While everyone is arguing about what I meant and if we should lock the thread, I think you wound up getting to my point by accident.
I don't heat the shop to a very high temperature. 15 degrees (60) is normally the maximum, if I was painting I would temporarily bump it above that using the forced air, but I run hot naturally and if I'm wearing coveralls I prefer it to be cold. My assumption at that point is the delta between the shop and the earth at about 5' is not very much, so you're starting to split hairs on how much heat is moving. I'm totally willing to be wrong on that, hence why I commented that doing the "L" horizontal insulation to the footer would make sense versus nothing but the ICFs. But I'm questioning just how much heat is going to soak into the ground and not be recovered versus saturating the mass under the slab and more or less staying there to be slowly released back into the shop.

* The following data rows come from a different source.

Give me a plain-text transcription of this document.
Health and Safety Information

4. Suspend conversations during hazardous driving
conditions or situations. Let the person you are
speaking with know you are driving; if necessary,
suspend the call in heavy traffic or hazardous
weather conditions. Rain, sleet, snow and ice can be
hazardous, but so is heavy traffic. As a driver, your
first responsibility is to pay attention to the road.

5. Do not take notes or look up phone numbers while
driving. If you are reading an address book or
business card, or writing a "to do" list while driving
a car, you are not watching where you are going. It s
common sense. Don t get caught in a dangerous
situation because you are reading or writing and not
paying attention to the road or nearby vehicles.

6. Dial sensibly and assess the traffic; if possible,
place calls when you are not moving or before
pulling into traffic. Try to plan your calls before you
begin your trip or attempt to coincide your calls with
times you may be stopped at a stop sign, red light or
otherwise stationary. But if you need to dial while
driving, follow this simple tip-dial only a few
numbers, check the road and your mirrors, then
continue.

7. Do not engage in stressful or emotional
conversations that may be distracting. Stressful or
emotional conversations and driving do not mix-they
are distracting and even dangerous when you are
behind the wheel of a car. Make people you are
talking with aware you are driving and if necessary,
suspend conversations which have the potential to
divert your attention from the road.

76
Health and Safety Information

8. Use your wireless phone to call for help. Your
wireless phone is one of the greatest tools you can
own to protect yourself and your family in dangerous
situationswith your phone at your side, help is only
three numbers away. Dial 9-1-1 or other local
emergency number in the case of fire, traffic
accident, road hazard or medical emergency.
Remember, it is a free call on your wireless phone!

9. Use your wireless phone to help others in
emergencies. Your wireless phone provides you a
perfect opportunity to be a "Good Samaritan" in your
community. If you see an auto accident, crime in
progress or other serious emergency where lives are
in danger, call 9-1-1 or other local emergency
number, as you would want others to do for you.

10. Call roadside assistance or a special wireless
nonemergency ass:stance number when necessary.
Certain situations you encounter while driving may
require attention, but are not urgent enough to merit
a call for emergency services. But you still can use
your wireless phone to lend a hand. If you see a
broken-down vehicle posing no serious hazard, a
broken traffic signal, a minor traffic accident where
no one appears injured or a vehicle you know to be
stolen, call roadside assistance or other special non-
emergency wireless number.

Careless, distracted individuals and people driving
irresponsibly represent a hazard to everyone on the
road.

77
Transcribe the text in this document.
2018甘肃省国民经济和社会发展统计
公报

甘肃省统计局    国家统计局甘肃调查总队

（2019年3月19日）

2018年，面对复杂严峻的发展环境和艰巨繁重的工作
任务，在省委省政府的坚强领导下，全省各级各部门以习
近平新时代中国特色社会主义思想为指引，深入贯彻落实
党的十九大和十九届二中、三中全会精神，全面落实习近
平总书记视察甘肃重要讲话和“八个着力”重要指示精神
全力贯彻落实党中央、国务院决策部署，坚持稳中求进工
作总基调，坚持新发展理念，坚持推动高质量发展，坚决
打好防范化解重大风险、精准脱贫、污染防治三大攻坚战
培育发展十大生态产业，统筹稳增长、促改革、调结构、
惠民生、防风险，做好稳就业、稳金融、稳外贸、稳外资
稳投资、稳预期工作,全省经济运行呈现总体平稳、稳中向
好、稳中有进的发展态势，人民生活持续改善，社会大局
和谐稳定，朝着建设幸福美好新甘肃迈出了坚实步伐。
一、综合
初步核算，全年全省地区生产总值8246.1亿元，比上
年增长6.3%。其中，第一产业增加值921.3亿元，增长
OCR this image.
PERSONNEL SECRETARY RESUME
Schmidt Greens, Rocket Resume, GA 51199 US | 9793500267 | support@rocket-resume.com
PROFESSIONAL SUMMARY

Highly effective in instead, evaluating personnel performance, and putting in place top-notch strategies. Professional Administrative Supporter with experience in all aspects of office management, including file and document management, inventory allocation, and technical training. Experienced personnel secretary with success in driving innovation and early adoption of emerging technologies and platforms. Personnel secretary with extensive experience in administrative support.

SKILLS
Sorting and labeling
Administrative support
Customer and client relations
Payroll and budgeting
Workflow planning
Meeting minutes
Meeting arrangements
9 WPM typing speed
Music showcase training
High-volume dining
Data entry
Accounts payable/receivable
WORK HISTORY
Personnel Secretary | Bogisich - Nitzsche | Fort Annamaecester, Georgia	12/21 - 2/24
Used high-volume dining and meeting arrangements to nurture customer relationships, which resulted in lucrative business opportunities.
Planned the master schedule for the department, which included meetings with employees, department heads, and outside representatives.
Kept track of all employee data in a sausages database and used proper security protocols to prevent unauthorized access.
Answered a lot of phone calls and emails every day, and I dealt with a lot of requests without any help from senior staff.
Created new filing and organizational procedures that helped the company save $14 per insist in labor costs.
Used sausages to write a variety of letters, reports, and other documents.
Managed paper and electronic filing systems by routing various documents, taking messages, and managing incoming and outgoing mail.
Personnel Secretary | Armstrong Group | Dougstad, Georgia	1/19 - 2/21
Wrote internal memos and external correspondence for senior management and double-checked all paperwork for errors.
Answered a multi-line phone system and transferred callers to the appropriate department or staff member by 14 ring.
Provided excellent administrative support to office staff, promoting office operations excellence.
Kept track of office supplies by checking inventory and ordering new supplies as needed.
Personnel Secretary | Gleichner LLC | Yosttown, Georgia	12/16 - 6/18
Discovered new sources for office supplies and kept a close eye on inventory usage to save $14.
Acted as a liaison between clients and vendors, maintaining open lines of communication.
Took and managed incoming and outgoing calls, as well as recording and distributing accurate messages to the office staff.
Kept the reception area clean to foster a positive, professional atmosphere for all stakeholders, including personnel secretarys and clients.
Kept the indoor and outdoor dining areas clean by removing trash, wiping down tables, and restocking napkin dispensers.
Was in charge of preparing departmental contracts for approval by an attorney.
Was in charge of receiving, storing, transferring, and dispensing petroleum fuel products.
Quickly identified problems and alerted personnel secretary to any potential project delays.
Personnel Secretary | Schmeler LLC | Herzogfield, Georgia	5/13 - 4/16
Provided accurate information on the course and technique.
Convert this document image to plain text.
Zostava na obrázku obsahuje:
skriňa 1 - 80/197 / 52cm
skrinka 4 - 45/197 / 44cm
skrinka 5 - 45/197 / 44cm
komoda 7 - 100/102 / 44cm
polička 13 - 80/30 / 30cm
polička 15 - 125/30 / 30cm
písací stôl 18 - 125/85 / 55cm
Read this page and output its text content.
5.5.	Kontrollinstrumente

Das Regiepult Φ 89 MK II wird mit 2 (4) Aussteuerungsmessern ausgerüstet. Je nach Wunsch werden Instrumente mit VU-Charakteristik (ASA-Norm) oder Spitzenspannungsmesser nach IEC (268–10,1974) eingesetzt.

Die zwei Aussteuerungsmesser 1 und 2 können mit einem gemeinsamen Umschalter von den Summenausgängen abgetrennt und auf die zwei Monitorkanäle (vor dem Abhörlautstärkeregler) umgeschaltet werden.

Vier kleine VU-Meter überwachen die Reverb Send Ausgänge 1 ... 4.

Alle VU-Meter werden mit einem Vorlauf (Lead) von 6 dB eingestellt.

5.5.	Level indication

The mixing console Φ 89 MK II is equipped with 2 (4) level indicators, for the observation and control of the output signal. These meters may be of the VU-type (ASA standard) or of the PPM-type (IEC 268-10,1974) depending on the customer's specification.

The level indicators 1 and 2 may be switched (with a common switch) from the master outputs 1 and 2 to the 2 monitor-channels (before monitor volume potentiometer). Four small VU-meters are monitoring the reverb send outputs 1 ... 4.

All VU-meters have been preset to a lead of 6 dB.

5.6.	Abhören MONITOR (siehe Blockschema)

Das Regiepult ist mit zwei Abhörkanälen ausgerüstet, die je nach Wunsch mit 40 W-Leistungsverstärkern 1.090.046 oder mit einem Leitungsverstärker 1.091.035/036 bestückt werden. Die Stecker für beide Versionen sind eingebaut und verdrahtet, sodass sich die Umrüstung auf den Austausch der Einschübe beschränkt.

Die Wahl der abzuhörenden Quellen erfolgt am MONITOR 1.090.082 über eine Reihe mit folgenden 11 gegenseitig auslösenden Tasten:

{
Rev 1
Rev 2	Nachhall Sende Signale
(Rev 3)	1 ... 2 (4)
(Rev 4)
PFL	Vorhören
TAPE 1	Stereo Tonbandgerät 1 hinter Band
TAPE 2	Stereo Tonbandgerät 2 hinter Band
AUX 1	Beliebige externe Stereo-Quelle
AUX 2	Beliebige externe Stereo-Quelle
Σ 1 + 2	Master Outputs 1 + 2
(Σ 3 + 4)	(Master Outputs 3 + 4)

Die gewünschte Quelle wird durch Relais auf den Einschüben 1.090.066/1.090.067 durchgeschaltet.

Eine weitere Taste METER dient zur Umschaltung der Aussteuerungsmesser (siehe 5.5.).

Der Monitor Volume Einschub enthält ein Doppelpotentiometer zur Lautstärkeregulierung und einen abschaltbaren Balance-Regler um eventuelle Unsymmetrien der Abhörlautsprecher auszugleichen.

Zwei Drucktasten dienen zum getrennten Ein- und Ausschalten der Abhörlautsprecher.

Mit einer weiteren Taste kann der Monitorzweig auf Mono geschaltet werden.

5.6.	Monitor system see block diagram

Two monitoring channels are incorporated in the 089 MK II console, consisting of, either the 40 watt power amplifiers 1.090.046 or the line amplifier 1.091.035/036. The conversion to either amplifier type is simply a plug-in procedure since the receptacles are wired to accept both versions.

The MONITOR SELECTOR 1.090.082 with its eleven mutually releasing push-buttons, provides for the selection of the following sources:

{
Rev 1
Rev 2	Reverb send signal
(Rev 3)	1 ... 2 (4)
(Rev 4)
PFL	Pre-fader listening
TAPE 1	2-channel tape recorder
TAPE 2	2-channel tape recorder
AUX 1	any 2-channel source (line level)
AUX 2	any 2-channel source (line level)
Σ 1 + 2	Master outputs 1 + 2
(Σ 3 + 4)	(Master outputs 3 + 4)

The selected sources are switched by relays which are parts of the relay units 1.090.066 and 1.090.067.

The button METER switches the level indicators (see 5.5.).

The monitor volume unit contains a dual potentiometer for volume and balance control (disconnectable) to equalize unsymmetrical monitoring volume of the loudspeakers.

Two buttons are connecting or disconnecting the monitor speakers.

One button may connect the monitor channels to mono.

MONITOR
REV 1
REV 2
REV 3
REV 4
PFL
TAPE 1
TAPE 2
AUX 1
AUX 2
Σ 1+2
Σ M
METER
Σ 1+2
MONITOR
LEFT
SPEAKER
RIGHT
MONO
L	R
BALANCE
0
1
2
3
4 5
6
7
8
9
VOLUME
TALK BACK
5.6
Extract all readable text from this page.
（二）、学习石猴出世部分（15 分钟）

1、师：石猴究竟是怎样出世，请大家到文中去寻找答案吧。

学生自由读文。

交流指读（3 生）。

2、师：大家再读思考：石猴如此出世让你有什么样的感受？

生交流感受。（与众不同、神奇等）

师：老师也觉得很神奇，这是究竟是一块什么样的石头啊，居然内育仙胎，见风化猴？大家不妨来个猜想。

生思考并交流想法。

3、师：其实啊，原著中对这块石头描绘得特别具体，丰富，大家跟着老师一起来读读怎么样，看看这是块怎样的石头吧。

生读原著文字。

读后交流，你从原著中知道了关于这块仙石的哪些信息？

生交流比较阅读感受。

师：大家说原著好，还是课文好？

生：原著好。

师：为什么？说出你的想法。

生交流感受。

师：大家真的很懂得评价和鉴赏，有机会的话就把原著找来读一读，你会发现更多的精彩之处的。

Most of the slab heated shops I've dealt with have issues with the temperature not regulating as the thermostat that is controlling the heat is sensing the air temperature and not the slab temperature, and will wind up firing the boiler at an extreme when it is a cold snap which results in the slab just being way too hot for when the cold has passed. Now, I don't know if those are insulated slabs or not (again, code requires the perimeter foundation to be insulated, but that is a change from only a decade ago), so maybe their issue is not what I'm perceiving it to be and the slabs aren't insulated, and that is causing the issue.
I guess what I am also not considering is that the glycol will be 40 degrees (105) and that would be the number for the delta to ground temperature, versus the 15 degrees (60) that would be my normal maximum shop temperature. In which case it then means you need insulation somewhere under the slab. Maybe? I have to think about if it works that way or not.
Ok, I'm located near Ottawa, so we don't get -40, but -30 or a bit lower, is rare, but not uncommon. I have a similar sized shop, 30 x 40, and in floor radiant using a 10 kW boiler. 3"insulation under the slab (monolithic shallow foundation) and horizontal skirt insulation out 4' from the edge of the building
You're right about the regulation of temp. With in floor radiant being very slow to react, there are a few things that can be done to mitigate that. One being having a boiler with an outdoor reset feature (poorly named IMO). ODR monitors the outdoor temperature and then regulates the output of the boiler (when it's warmer out, it scales back the boiler output) so as to not over shoot so bad. The other is to regulate on the slab temperature rather than the air temperature.
Regarding your point about the temperature differential between your shop and the temperature of the ground, I can tell you that the slab temperature is always 3-4 degrees Celsius warmer than the air temperature of the shop. So if I've got the shop set to 15C, the slab is going to be at 18-19C. Or about 15 degrees warmer than the average soil temp you cited below. And that's with 3" of insulation under the slab.
Without insulation, you'd have to pump a heck of a lot more energy into the slab to maintain the same slab temperature. I'm just not seeing a good reason to omit the underslab insulation. I've seen multiple threads on here and when I was researching installing my system where people did not install the insulation, even in much more temperate climates, and they regretted it.